Kohda’s previous research showed that wrasse can pass the mirror test, a controversial cognitive assessment that purports to reveal self-awareness, or the ability to be the object of one’s own thoughts. The test involves exposing the animal to a mirror and then secretly placing a tag on the animal’s face or body to see if it will notice it in its reflection and try to touch it on its body. Previously, only a few species with large brains, including chimpanzees and other great apes, dolphins, elephants and magpies, had been tested.

In a new study, cleaner fish that completed the mirror test were then able to distinguish their own faces from those of other cleaner fish in photographs. This suggests that fish identify themselves in the same way that humans think they do—by visualizing their faces, Kohda and colleagues report Feb. 6 in Proceedings of the National Academy of Sciences .
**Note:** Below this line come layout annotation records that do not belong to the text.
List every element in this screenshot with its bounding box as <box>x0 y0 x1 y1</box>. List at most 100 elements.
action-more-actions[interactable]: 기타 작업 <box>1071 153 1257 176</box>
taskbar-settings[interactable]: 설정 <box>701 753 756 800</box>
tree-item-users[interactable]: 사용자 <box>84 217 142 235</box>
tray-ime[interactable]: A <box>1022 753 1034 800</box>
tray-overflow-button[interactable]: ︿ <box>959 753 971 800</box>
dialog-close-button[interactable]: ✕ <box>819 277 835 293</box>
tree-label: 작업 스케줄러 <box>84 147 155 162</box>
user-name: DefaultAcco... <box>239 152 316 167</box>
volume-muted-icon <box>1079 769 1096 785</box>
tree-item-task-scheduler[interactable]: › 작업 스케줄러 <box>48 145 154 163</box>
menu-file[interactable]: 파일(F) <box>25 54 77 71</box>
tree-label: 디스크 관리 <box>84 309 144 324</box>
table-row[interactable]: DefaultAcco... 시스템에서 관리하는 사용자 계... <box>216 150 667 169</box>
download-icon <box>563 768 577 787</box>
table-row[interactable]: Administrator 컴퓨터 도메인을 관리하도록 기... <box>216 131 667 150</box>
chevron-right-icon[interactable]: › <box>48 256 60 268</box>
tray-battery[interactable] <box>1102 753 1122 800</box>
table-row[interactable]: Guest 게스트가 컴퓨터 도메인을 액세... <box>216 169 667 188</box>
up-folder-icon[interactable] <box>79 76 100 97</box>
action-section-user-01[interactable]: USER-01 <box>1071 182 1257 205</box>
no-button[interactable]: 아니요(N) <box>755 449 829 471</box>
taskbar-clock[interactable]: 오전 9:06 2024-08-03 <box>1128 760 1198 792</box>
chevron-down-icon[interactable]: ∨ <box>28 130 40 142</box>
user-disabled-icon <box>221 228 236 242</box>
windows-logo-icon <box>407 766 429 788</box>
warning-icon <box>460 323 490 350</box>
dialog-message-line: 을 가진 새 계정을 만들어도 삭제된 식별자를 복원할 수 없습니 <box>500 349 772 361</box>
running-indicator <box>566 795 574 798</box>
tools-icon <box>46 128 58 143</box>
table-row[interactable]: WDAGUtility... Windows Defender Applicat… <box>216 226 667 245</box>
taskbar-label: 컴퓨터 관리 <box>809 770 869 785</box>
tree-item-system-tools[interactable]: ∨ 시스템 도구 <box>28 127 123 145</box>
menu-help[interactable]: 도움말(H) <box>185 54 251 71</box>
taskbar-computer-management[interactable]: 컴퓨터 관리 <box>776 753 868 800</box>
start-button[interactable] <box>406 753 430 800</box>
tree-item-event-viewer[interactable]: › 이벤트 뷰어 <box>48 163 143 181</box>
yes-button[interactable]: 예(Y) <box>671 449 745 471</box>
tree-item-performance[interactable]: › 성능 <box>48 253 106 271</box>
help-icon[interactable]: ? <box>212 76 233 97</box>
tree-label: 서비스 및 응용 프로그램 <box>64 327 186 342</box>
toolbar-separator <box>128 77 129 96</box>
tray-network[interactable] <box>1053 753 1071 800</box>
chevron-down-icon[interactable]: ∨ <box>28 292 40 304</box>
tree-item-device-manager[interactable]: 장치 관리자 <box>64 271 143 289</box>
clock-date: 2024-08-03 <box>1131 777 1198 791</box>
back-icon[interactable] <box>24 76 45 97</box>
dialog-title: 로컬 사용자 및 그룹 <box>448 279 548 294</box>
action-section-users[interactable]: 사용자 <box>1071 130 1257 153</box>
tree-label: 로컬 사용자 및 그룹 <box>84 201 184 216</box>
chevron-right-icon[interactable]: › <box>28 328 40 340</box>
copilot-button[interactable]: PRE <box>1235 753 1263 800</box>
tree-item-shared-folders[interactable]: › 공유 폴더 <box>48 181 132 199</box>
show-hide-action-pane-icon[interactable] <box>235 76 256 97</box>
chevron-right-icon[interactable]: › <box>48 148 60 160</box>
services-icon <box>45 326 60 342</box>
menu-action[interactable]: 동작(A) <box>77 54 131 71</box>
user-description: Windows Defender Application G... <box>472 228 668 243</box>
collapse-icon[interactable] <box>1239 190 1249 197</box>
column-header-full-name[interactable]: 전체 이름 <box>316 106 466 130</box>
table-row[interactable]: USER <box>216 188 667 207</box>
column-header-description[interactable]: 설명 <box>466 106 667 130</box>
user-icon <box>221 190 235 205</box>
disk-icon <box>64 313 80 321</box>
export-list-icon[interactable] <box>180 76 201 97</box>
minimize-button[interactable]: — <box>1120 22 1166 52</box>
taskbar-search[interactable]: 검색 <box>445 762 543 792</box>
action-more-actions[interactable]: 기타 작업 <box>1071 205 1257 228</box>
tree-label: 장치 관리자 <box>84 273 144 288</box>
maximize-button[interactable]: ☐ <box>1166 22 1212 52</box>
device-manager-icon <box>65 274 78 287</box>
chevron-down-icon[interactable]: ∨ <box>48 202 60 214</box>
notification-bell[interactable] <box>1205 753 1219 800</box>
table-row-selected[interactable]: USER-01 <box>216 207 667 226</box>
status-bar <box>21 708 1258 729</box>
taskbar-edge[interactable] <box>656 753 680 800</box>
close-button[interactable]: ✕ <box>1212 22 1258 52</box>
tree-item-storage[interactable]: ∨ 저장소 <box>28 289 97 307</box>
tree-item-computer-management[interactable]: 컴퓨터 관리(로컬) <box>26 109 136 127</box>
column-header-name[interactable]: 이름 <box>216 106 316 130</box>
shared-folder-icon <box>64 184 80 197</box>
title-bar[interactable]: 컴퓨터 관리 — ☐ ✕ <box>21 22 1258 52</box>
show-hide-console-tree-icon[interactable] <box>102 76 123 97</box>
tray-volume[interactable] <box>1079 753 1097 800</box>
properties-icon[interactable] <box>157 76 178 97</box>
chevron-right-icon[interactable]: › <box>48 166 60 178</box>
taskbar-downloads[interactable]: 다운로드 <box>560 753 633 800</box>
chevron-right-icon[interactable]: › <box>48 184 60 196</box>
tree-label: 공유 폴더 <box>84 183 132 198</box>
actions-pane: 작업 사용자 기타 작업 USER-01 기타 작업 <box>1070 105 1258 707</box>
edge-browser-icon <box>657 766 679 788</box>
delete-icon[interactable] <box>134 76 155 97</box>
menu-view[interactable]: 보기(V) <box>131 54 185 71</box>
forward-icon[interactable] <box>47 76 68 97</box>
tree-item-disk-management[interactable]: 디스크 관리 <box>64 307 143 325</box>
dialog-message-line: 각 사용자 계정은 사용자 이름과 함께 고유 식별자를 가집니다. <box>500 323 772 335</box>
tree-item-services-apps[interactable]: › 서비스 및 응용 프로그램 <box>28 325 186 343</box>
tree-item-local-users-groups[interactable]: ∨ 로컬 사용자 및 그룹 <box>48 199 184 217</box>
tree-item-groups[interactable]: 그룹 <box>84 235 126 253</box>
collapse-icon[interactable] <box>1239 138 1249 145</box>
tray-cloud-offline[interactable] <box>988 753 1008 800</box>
“I think it’s really remarkable that they can do this,” says primatologist Frans de Waal of Emory University in Atlanta, who was not involved in the study. “I think this is incredible research.”

De Waal is quick to point out that failing the mirror test should not be taken as evidence of a lack of self-awareness. Still, scientists are struggling to understand why some species known to have complex cognitive abilities, such as monkeys and crows, didn’t make the cut. Researchers also question whether the test is appropriate for species such as dogs, which rely more on their sense of smell, or pigs, which may not care enough about a mark on their body to try to touch it.

The mixed results in other animals make it even more surprising that a small fish can pass. In their first studies using mirrors, published in 2019 and 2022, Kohda’s team exposed wild-caught cleaner fish to mirrors in separate aquariums for a week. The researchers then injected a brown dye directly under the scales on the fish’s throat, making a mark similar to the parasites these fish eat on the skin of larger fish in the wild. When the tagged fish saw themselves in the mirror, they began hitting their throats against rocks or sand on the bottom of the tank, apparently trying to scrape off the tags.

In the new study, 10 fish that completed the mirror test were then shown a photo of their own face and a photo of the face of an unfamiliar cleaner fish. All fish were aggressive toward the unfamiliar photo as if it were someone else’s, but were not aggressive toward the photo of their own face.

When another eight fish that had spent a week near the mirror but had not been tagged before were shown a photo of their face with a brown tag on their throat, six of them began scratching their throats like the fish that had passed the mirror test. . But they didn’t scratch when shown a photo of another fish with a tag.

The researchers believe that animals that recognize their reflection in a mirror most likely first learn to identify themselves by seeing the animal’s movement in the mirror match their own movement. Because cleaner fish could also recognize their own faces in still images, they, and perhaps other animals in the mirror test, could identify themselves by creating an imaginary image of their face that they could compare with what they see in a mirror or on photos, say the authors.

“I think it’s a great next step,” says comparative cognitive psychologist Jennifer Vonk of Oakland University in Rochester, Michigan, who was not involved in the study. But she would like to see more research before jumping to conclusions about what is represented in the mind of a non-verbal creature like a fish. “As with most other studies, this still leaves some room for further observation.”

Kohda’s lab plans to conduct additional experiments to continue to explore what’s going on in the cleaner fish’s brain, and to test the new photo recognition method on another popular research fish, the three-footed stickleback ( Gasterosteus aculeatus ).

Animal behaviorist Jonathan Balcombe, author of ” What does a fish know? ,” is already convinced, describing the new study as “robust and pretty brilliant.” Humans shouldn’t be surprised that fish can be self-aware, given that they already have complex behaviors, including tool use, planning and cooperation, Balcombe says. “It’s time to stop thinking of fish as lesser members of the vertebrate pantheon.”